Yeah. And also, so I talk about like witnessing my dad's relationship with women and the way my dad sexualized women. And he actually sexualized women in front of me, which is abusive. And, you know, that was really hard for me to write about because I feel... defensive of him, but it's the truth. Like, I learned that women were a vessel for men's sexual pleasure.
And I think we all learn that in some ways. Like, this idea that a man will explode if he doesn't finish. Whereas, you know, we're fine. We can push our needs aside. Like, I think there's that implicit... a message to women as well about how we should be sexually with men. And as a girl who had low self-esteem, I got into an abusive relationship and the sex was really bad.
But I didn't even know that it was... Well, that's what you thought. I just thought... What more was it supposed to be? Yeah. But I know a load of women who actually, you know, accept going to bed without having an orgasm, like lots and lots of women. And so I was really lucky that... Not necessarily, but I actually had my first orgasm. I'm afraid to say that on the radio.
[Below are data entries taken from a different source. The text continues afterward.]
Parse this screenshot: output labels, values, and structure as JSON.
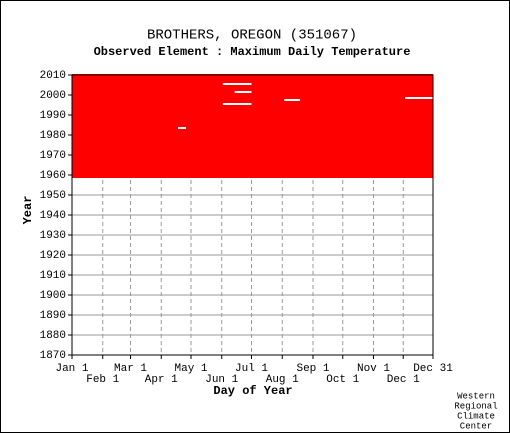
{
  "chart_data": {
    "type": "availability",
    "title": "BROTHERS, OREGON   (351067)",
    "subtitle": "Observed Element : Maximum Daily Temperature",
    "x_label": "Day of Year",
    "y_label": "Year",
    "credit": [
      "Western",
      "Regional",
      "Climate",
      "Center"
    ],
    "color": "#ff0000",
    "first_year": 1959,
    "last_year": 2010,
    "gaps": [
      {
        "day_start": 153,
        "day_end": 182,
        "year_start": 2005,
        "year_end": 2006
      },
      {
        "day_start": 165,
        "day_end": 182,
        "year_start": 2001,
        "year_end": 2002
      },
      {
        "day_start": 153,
        "day_end": 182,
        "year_start": 1995,
        "year_end": 1996
      },
      {
        "day_start": 215,
        "day_end": 231,
        "year_start": 1997,
        "year_end": 1998
      },
      {
        "day_start": 108,
        "day_end": 116,
        "year_start": 1983,
        "year_end": 1984
      },
      {
        "day_start": 337,
        "day_end": 365,
        "year_start": 1998,
        "year_end": 1999
      }
    ],
    "xlim": [
      1,
      365
    ],
    "xticks": [
      {
        "value": 1,
        "label": "Jan 1"
      },
      {
        "value": 32,
        "label": "Feb 1"
      },
      {
        "value": 60,
        "label": "Mar 1"
      },
      {
        "value": 91,
        "label": "Apr 1"
      },
      {
        "value": 121,
        "label": "May 1"
      },
      {
        "value": 152,
        "label": "Jun 1"
      },
      {
        "value": 182,
        "label": "Jul 1"
      },
      {
        "value": 213,
        "label": "Aug 1"
      },
      {
        "value": 244,
        "label": "Sep 1"
      },
      {
        "value": 274,
        "label": "Oct 1"
      },
      {
        "value": 305,
        "label": "Nov 1"
      },
      {
        "value": 335,
        "label": "Dec 1"
      },
      {
        "value": 365,
        "label": "Dec 31"
      }
    ],
    "ylim": [
      1870,
      2010
    ],
    "yticks": [
      1870,
      1880,
      1890,
      1900,
      1910,
      1920,
      1930,
      1940,
      1950,
      1960,
      1970,
      1980,
      1990,
      2000,
      2010
    ],
    "grid": true
  }
}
I had my first orgasm actually on my own by mistake when I was 19 in a shower. And I was like, oh my God, is this what my body is made for? I actually did not know that there's this amount of pleasure available to me. And anyway, look, when I turned 22, I was really living a desperate life in Dublin One. And I asked for help and I went to therapy. And this therapy was so good for me.
And I made a decision in that therapy. I was like, I'm never going to be with a man again without... And enjoying it. I'm never going to do that to myself and my body again. And I'm also going to take a break from men so I can actually build up my confidence and self-esteem to be able to make them decisions for myself. And then I met Dave, my amazing husband.
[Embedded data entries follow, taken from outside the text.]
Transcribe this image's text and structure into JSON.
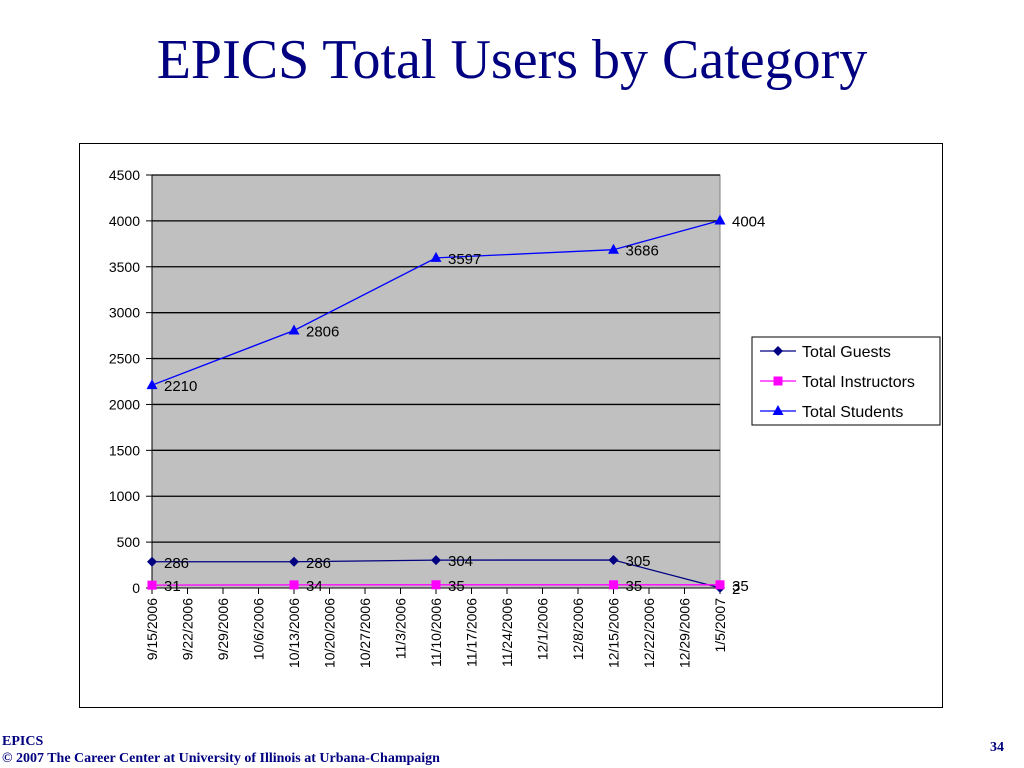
{
  "slide": {
    "title": "EPICS Total Users by Category",
    "footer_line1": "EPICS",
    "footer_line2": "© 2007 The Career Center at University of Illinois at Urbana-Champaign",
    "page_number": "34"
  },
  "chart_data": {
    "type": "line",
    "title": "",
    "xlabel": "",
    "ylabel": "",
    "ylim": [
      0,
      4500
    ],
    "yticks": [
      0,
      500,
      1000,
      1500,
      2000,
      2500,
      3000,
      3500,
      4000,
      4500
    ],
    "grid": "horizontal",
    "plot_background": "#c0c0c0",
    "legend_position": "right",
    "categories": [
      "9/15/2006",
      "9/22/2006",
      "9/29/2006",
      "10/6/2006",
      "10/13/2006",
      "10/20/2006",
      "10/27/2006",
      "11/3/2006",
      "11/10/2006",
      "11/17/2006",
      "11/24/2006",
      "12/1/2006",
      "12/8/2006",
      "12/15/2006",
      "12/22/2006",
      "12/29/2006",
      "1/5/2007"
    ],
    "series": [
      {
        "name": "Total Guests",
        "color": "#000080",
        "marker": "diamond",
        "points": [
          {
            "x": "9/15/2006",
            "y": 286
          },
          {
            "x": "10/13/2006",
            "y": 286
          },
          {
            "x": "11/10/2006",
            "y": 304
          },
          {
            "x": "12/15/2006",
            "y": 305
          },
          {
            "x": "1/5/2007",
            "y": 2
          }
        ]
      },
      {
        "name": "Total Instructors",
        "color": "#ff00ff",
        "marker": "square",
        "points": [
          {
            "x": "9/15/2006",
            "y": 31
          },
          {
            "x": "10/13/2006",
            "y": 34
          },
          {
            "x": "11/10/2006",
            "y": 35
          },
          {
            "x": "12/15/2006",
            "y": 35
          },
          {
            "x": "1/5/2007",
            "y": 35
          }
        ]
      },
      {
        "name": "Total Students",
        "color": "#0000ff",
        "marker": "triangle",
        "points": [
          {
            "x": "9/15/2006",
            "y": 2210
          },
          {
            "x": "10/13/2006",
            "y": 2806
          },
          {
            "x": "11/10/2006",
            "y": 3597
          },
          {
            "x": "12/15/2006",
            "y": 3686
          },
          {
            "x": "1/5/2007",
            "y": 4004
          }
        ]
      }
    ]
  }
}
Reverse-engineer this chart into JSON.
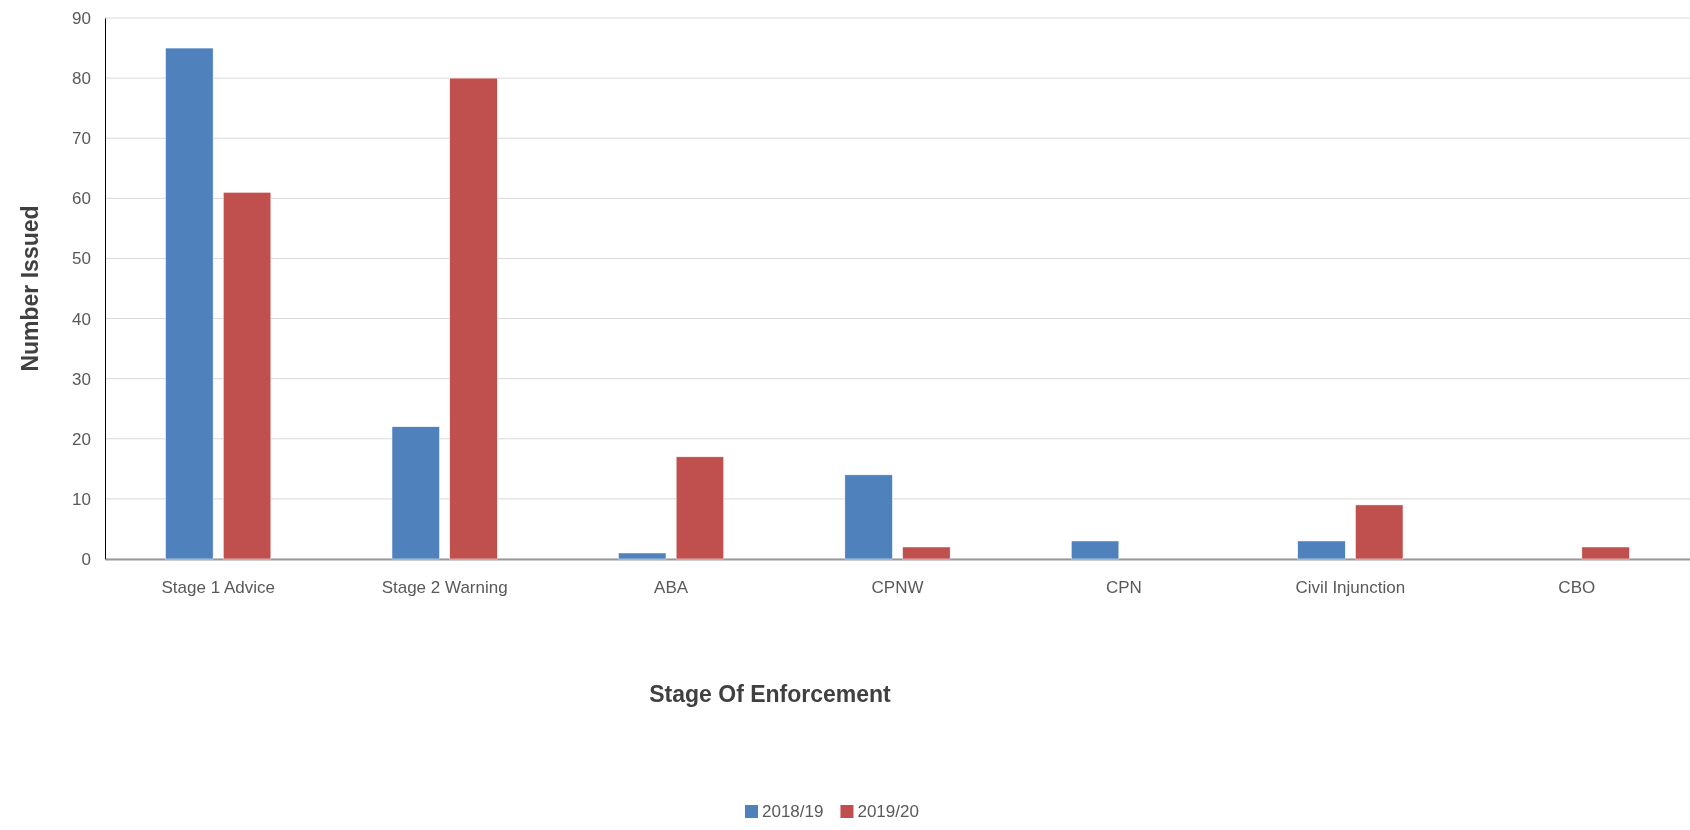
{
  "chart_data": {
    "type": "bar",
    "xlabel": "Stage Of Enforcement",
    "ylabel": "Number Issued",
    "categories": [
      "Stage 1 Advice",
      "Stage 2 Warning",
      "ABA",
      "CPNW",
      "CPN",
      "Civil Injunction",
      "CBO"
    ],
    "series": [
      {
        "name": "2018/19",
        "color": "#4f81bd",
        "values": [
          85,
          22,
          1,
          14,
          3,
          3,
          0
        ]
      },
      {
        "name": "2019/20",
        "color": "#c0504d",
        "values": [
          61,
          80,
          17,
          2,
          0,
          9,
          2
        ]
      }
    ],
    "ylim": [
      0,
      90
    ],
    "yticks": [
      0,
      10,
      20,
      30,
      40,
      50,
      60,
      70,
      80,
      90
    ],
    "grid": "y",
    "legend": "bottom"
  }
}
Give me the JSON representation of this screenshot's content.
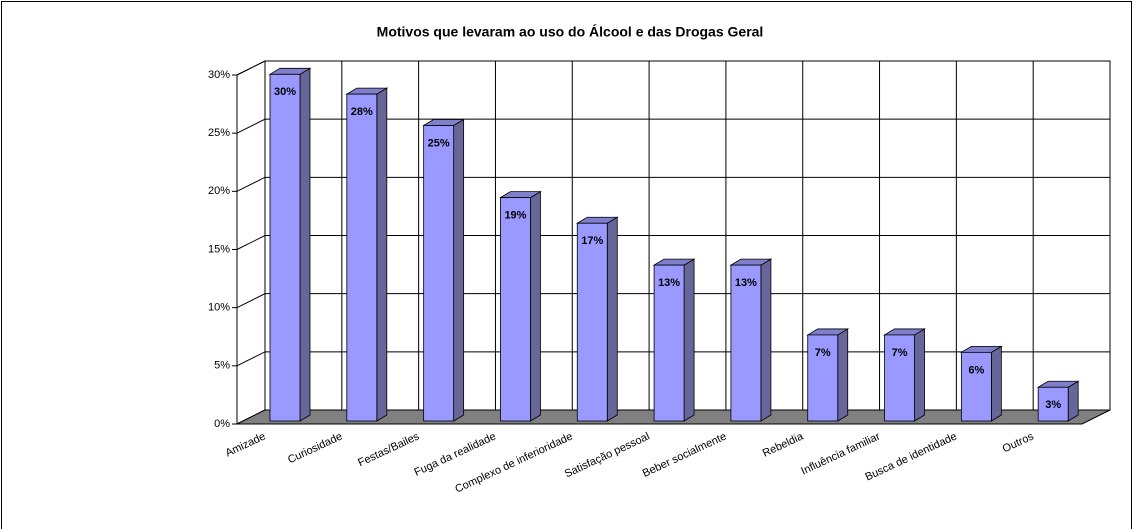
{
  "chart_data": {
    "type": "bar3d",
    "title": "Motivos que levaram ao uso do Álcool e das Drogas Geral",
    "categories": [
      "Amizade",
      "Curiosidade",
      "Festas/Bailes",
      "Fuga da realidade",
      "Complexo de inferioridade",
      "Satisfação pessoal",
      "Beber socialmente",
      "Rebeldia",
      "Influência familiar",
      "Busca de identidade",
      "Outros"
    ],
    "values": [
      29.8,
      28.1,
      25.4,
      19.2,
      17.0,
      13.4,
      13.4,
      7.4,
      7.4,
      5.9,
      2.9
    ],
    "value_labels": [
      "30%",
      "28%",
      "25%",
      "19%",
      "17%",
      "13%",
      "13%",
      "7%",
      "7%",
      "6%",
      "3%"
    ],
    "color": "#9999ff",
    "ylim": [
      0,
      30
    ],
    "yticks": [
      {
        "value": 0,
        "label": "0%"
      },
      {
        "value": 5,
        "label": "5%"
      },
      {
        "value": 10,
        "label": "10%"
      },
      {
        "value": 15,
        "label": "15%"
      },
      {
        "value": 20,
        "label": "20%"
      },
      {
        "value": 25,
        "label": "25%"
      },
      {
        "value": 30,
        "label": "30%"
      }
    ],
    "grid": true
  }
}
And the first time we're together, I talk about it in the book, like, it's really passionate, really great, but he finishes and I don't. And there's a moment where I'm like... Am I going to tell him? Am I going to hurt him? Because the idea that the man's... And you remember thinking that. I actually remember. Am I going to say it? I'm going to say it because... And it's hard to say that.
Yeah, absolutely. I think it's really hard for women to ask for what they want in the bedroom. Sometimes we don't know or sometimes we can't say it. And we prefer to push ourselves aside. And I just remember looking over at Dave, his big blue eyes. He's so happy, smoking a John Player blue. And I just said, that was great. The connection was there, but I'm not done yet.
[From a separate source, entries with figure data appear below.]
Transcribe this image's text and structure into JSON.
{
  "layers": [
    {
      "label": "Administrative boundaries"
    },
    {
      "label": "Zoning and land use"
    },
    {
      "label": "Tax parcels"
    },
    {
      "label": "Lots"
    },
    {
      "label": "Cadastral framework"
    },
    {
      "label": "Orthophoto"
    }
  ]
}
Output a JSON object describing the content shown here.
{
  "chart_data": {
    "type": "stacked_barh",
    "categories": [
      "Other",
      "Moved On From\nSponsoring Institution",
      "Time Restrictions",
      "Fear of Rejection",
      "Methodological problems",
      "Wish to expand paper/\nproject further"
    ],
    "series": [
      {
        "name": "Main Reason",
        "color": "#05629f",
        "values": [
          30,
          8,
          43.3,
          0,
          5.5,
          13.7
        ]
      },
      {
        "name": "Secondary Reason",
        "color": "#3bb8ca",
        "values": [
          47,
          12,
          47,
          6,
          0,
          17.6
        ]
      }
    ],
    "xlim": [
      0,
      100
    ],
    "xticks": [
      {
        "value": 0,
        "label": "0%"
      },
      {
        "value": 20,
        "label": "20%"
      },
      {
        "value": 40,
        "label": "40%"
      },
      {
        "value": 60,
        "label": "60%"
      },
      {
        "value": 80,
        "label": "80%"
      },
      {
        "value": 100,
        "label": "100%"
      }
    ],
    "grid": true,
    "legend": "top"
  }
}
And he literally crumbled in front of me. Like his face crumbled. And then he just awakened. And he was like, a woman's never spoke to me before about her body. And I just thought, wow, what a great man to actually admit that. And I'm not going to chronicle our sex life here and say how great Dave is because people are trying to steal him. But the truth is,
But the truth is, you know, that set a path for our relationship, not just in terms of how we were intimately, but how we were in terms of our communication with each other, like the honesty. Like he loves me for the honesty that I have and my unwillingness to accept less than what I deserve.